Dr. Liz Bird, a groundbreaking academic feminist, passed away at 76 after battling cancer. During her tenure as the Head of Continuing Education and Dean of Arts at the University of Bristol, Dr. Bird played a crucial role in advancing women’s and gender studies in both the university’s Social Science faculty and through community education.
Dr. Bird’s scholarship spanned diverse fields, including art history, cultural studies, sociology, feminism, film, and theatre. Mature students have fond memories of her inspirational extramural courses and how they motivated them to pursue further education. As a vocal advocate of feminism, Dr. Bird co-authored the first interdisciplinary textbook in women’s studies with eight other academics, including the author of this article, entitled Half the Sky: An Introduction to Women’s Studies ( 1979). Later, she embarked on her own research into the history of women’s studies. Her pioneering contribution to adult and continuing education earned her an MBE in 2000.
Dr. Bird grew up in Gateshead and was the daughter of Sybil (nee Grey), a barrister, and Robert Bird, the managing director of the family laundry business. She attended Newcastle upon Tyne Church high school, where she was the head girl, before enrolling in a short cultural course at the University of Perugia.

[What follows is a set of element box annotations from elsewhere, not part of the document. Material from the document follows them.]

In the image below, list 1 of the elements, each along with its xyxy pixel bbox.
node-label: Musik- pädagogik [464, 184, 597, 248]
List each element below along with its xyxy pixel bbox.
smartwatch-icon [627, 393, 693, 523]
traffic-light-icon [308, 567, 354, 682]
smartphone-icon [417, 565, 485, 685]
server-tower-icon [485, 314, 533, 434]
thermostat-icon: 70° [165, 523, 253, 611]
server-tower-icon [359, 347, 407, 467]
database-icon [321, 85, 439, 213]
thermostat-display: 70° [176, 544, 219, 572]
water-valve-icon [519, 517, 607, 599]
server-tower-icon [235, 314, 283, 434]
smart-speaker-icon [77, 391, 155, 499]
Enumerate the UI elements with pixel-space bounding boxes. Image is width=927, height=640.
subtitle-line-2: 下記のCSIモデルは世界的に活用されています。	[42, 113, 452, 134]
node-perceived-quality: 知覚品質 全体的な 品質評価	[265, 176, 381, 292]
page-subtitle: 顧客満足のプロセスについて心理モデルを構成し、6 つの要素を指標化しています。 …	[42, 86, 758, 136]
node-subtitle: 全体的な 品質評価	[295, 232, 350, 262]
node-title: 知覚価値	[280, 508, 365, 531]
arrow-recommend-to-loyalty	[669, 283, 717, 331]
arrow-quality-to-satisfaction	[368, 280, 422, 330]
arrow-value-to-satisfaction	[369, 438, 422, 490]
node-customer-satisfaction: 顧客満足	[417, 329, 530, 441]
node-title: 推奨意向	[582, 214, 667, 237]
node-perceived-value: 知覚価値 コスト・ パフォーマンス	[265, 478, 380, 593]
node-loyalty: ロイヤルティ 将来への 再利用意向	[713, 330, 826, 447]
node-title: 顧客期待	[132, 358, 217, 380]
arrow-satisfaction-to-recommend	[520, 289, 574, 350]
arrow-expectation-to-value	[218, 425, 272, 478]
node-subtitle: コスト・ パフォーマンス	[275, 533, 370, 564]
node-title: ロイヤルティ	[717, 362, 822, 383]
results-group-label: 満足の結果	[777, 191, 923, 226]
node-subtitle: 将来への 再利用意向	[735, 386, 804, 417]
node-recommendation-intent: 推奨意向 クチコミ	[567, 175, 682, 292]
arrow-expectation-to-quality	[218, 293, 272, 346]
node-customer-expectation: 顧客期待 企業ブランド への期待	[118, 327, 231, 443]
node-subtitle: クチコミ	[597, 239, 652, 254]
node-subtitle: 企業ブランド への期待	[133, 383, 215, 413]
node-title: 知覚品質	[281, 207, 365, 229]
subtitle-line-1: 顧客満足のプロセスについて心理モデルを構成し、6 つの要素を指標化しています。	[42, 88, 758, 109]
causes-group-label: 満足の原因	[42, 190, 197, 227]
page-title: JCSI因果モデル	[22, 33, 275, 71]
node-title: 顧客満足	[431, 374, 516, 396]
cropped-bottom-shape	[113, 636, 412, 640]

Subsequently, she studied Philosophy, Politics, and Economics at Oxford University and earned her Masters in the Sociology of Art and Literature from Sussex University.
After spending a year in Cornell University’s political radical group, Dr. Bird received her Ph.D. at Sussex University. Soon after, she worked as a research assistant at Glasgow University before joining the University of Bristol in 1976 to teach extramural studies. Eventually, Dr. Bird became the Head of Continuing Education before retiring in 2004 as the Dean of Arts.
Dr. Bird’s passion for the creative arts persisted, leading her to obtain an MA in contemporary printmaking at the University of the West of England in Bristol. She became well-known in France, where she had a long-standing home, and in South-West England for her expertise in printmaking. Dr. Bird also actively supported the University of Bristol’s Theater Collection and recruited numerous volunteers to preserve John Vickers photography slides from the early 1900s.
Dr. Bird was widely admired and respected for her unrelenting commitment to collective cultural work. She fought fiercely for women’s rights within the Senate and the AUT union and defended gender courses against significant reluctance.
Dr. Bird’s warmth and down-to-earth personality will be long remembered by everyone from maintenance personnel to senior executives. She was a loyal and imaginative friend to many and a devoted mother and grandmother.
Dr. Bird cherished Breton culture and France in general and took great pleasure in tennis, cricket, and crime fiction. During her final months, she spent her time writing a memoir, preparing a new print exhibition, and watching Test matches and the US Open.
In 1971, Dr. Bird met Brian McInally at Prestwick airport. They had a son named Francis in 1981 and got married in Brittany in 2008. Francis, two grandchildren, Sam and Iris, and her siblings, Michael and Victoria, survived Dr. Bird. Brian died less than three months after his wife.